I think it makes sense. For us, the stamp comes from hardware because
the device knows the current time at sub-nanosecond precision, moreover,
the trigger happens much earlier than the DMA is performed -- or
much later for output.

> I still think that ZIO is just a subset of IIO.

I don't think it's a subset: it has a different scope. As said, I don't
want to run zio in small systems, where iio fits well.

> We do use IIO for high speed data conversion.

May I know how high?

Sure I want to run my ad7888 with a 10MHz spi and double buffering
(when federico gets to write the iio code), but that's 625kS to be
shared among the channels -- and I've already some concern about
processing them one at a a time.  We have 640 times as many (4 *
100MS); even if it's burst (not continuous). I doubt I can push them to
the buffers sample-by-sample, and in this case the overhead of our
half-a-kB-per-channel meta information is negligible.

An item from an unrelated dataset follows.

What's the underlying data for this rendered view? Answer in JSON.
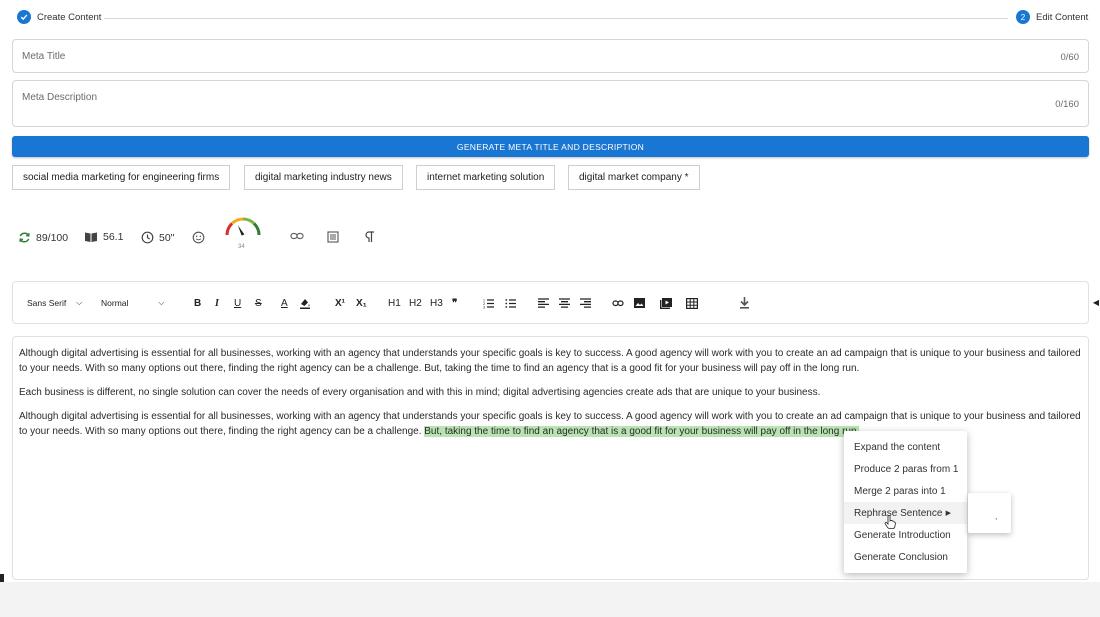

> The evaluation on the ZIO wiki reads a bit as if it is assumed that IIO is
> set in stone.

Yes. That's a problem when you must evaluate something. Federico
started with 2.6.39, actually, where sysfs was much more painful,
and we are happy it's getting better and better.

> Though I think it should be possible to easily adopt it to the ZIO
> needs.

Let's see it over time.  Maybe you are right, or maybe not. Some
design choices can't be changed: you need internal consistency in a
subsystem.  Sure push_block would help, but aren't your buffers
sample-oriented anyways? (a genuine question, not rethoric -- I didn't
personally study the internals to fine details, not yet).

> If we keep two different frameworks there will be a huge overlap
> in functionality and also supported devices.

Overlap happens. I don't see it as a problem. You overlap with
linux-sensors already, and everything overlaps with generic char
devices.

As for devices, you are partly right. Sure we are starting with the
same devices that you are using, but the big ones (our target) may be
zio-only. I have no problems in keeping the AD7* zio drivers
off-the-kernel, since that's iio's use case -- actually we only
expect to only have a few of them, mainly as examples.